Société

Cameroun – Entreprenariat : Vendre des babouches en caoutchouc pour gagner sa vie

Dans certaines artères de la ville de Yaoundé, les pratiquants de cette activité sont confortablement installés à la recherche de leurs pains quotidiens.

Il est 12h au lieu-dit « Rail Ngousso » dans l’arrondissement de Yaoundé V. Il fait un soleil à cuire un hippopotame. Recroquevillé sous un vieux parasol défraichi, un fabricant de babouches en caoutchouc est assis sur ce qui tient lieu d’atelier. Devant lui sont installés ses outils de travail à l’instar des couteaux, des lames, la machine à limer le couteau, des vieilles roues de camions, de camionnettes et de Caterpillar. Ces roues, considérées comme matière première, n’ont pas un montant fixe. « Tout dépend de la grosseur, et de l’état de la roue. On peut par exemple acheter une roue de camion déjà usé à 15000 Fcfa. Et acheter une roue de Caterpillar à 20000 Fcfa », a expliqué Sévérin, pratiquant de cette activité depuis plus d’une quinzaine d’année. C’est sur ces roux qu’il coupe le caoutchouc pour fabriquer les babouches dont les prix varient en fonction des qualités.

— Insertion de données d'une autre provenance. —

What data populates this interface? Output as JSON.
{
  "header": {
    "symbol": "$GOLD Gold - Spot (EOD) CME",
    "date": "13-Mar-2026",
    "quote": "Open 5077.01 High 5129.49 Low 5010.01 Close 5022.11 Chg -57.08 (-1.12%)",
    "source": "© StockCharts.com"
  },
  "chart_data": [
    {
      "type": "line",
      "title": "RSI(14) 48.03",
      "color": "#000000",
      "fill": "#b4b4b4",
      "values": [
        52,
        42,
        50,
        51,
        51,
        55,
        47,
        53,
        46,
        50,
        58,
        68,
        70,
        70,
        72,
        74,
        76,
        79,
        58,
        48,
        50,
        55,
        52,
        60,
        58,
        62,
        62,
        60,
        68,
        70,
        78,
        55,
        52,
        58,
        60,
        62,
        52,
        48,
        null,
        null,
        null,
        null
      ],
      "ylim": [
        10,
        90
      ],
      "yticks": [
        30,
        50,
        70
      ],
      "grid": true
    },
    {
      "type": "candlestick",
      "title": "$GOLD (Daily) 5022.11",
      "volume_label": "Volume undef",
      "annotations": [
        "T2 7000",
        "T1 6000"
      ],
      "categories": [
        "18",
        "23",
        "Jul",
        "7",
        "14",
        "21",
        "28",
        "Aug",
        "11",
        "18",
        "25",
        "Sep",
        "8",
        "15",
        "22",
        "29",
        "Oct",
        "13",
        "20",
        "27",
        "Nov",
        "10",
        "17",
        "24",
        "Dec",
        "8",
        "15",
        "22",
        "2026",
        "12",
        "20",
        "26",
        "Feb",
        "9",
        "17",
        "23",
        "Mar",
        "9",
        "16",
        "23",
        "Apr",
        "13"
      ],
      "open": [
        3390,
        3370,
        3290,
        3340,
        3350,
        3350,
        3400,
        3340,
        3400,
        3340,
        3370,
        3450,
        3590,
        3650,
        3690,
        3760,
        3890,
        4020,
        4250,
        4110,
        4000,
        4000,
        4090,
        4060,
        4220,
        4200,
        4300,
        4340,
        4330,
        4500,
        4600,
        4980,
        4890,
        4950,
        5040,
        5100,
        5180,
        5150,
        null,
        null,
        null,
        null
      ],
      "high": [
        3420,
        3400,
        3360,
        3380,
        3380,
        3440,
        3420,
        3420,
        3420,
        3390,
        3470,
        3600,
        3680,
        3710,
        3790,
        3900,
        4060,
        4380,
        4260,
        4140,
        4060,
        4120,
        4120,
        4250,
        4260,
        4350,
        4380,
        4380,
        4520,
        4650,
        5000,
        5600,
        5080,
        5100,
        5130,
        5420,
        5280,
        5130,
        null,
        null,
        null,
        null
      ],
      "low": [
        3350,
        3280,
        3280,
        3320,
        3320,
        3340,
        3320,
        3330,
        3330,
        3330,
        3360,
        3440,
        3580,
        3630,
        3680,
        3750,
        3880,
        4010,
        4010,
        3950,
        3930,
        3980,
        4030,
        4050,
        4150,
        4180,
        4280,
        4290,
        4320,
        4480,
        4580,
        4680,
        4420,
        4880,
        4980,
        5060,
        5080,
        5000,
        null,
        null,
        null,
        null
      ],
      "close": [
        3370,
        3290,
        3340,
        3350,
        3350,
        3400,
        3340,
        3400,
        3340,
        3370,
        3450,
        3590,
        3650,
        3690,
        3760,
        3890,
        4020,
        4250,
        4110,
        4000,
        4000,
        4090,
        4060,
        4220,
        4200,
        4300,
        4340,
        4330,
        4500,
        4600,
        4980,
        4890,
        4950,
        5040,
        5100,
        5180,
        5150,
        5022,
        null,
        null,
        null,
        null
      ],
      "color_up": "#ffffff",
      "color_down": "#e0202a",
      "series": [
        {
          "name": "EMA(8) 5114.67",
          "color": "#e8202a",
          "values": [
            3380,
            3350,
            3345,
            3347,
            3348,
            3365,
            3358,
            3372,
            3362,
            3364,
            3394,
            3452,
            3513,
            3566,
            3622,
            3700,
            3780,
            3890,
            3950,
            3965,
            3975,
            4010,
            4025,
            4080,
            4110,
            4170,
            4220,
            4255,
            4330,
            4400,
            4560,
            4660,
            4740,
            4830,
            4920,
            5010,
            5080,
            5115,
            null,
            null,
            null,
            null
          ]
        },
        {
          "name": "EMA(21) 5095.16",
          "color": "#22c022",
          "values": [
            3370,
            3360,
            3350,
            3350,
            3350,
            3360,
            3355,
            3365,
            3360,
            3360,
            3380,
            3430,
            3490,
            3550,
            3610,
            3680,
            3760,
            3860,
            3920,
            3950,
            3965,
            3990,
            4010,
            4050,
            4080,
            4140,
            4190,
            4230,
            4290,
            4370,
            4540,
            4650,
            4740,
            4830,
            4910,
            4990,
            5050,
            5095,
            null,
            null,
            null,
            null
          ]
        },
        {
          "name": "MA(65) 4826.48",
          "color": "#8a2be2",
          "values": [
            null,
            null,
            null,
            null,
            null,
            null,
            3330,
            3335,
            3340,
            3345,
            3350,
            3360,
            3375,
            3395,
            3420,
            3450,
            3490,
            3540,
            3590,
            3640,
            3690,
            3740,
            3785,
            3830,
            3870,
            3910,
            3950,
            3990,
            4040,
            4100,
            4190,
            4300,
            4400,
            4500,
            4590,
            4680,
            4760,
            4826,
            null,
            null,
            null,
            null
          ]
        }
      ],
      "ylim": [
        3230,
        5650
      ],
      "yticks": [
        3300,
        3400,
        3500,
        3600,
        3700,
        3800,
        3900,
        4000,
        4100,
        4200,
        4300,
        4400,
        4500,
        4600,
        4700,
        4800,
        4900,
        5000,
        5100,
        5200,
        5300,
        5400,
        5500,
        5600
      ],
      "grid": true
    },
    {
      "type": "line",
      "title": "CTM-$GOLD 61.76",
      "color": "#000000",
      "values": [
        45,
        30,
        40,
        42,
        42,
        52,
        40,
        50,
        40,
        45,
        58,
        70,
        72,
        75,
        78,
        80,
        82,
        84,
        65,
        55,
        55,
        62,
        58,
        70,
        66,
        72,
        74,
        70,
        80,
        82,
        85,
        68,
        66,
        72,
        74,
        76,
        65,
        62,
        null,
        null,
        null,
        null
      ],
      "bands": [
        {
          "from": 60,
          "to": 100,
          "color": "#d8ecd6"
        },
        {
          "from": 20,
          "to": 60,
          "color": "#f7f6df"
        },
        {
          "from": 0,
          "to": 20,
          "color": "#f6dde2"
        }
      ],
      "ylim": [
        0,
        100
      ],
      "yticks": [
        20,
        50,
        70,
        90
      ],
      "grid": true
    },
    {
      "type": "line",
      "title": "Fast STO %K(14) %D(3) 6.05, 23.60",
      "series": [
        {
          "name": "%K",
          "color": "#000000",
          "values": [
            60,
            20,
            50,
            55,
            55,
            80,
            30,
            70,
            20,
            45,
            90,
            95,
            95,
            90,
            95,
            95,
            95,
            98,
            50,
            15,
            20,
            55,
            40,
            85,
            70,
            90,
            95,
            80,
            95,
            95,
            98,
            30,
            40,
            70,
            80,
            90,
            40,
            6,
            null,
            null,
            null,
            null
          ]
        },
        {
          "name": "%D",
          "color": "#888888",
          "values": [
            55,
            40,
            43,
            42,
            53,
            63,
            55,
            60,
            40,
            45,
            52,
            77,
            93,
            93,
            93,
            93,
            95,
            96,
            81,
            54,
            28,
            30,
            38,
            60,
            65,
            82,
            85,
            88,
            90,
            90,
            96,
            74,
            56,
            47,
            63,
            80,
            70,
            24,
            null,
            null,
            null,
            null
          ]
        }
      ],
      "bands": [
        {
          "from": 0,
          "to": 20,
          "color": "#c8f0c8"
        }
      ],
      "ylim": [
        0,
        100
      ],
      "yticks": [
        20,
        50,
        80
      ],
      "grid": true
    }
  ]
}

Les prix oscillent entre 1000 Fcfa et 2500 Fcfa. « Les babouches dépendent des grosseurs. Celles qui ont plus d’épaisseur coutent 2000 Fcfa et celles qui ont moins d’épaisseur valent 1000 Fcfa », a-t-il déclaré. Il estime aussi que les prix des babouches dépendent des pointures de tout un chacun. « Jusqu’à la pointure 40, les babouches avec une petite épaisseur coutent 1000 ou 1500 Fcfa. Et à partir de la pointure 41, on prend 2000 voire 2500 Fcfa pour celle. Tout dépend du client qui est en face de nous », a-t-il poursuivi. Un avis qui n’est pas soutenu par un autre fabricant au quartier Eleveur dans le même arrondissement. « Les petites pointures valent 1500 Fcfa. Et celles qui ont la grosse épaisseur coutent 2500 Fcfa. Ces prix sont non négociables », a affirmé Jean-Calvin.

Il a également expliqué comment les recettes se font chez lui et aussi chez ses autres collègues. « Très souvent, les clients passent les commandes avant qu’on fabrique. Mais, on peut aussi fabriquer et exposer avant que les passants achètent s’ils sont intéressés », a-t-il expliqué. Pour l’un de ses collègues, le manque de client est considéré comme un inconvénient de l’activité. « Je pense que la principale difficulté est le fait qu’on peut se retrouver en train de faire des jours sans travailler lorsqu’il n’y a pas de commande », s’est irrité l’un d’eux au quartier Manguier dans l’arrondissement de Yaoundé I. Les achats faits par les clients permettent à ces fabricants d’engranger les revenus au quotidien. « Je peux avoir 2000, 4000 et parfois même 5000 Fcfa par jour », a confié Sévérin.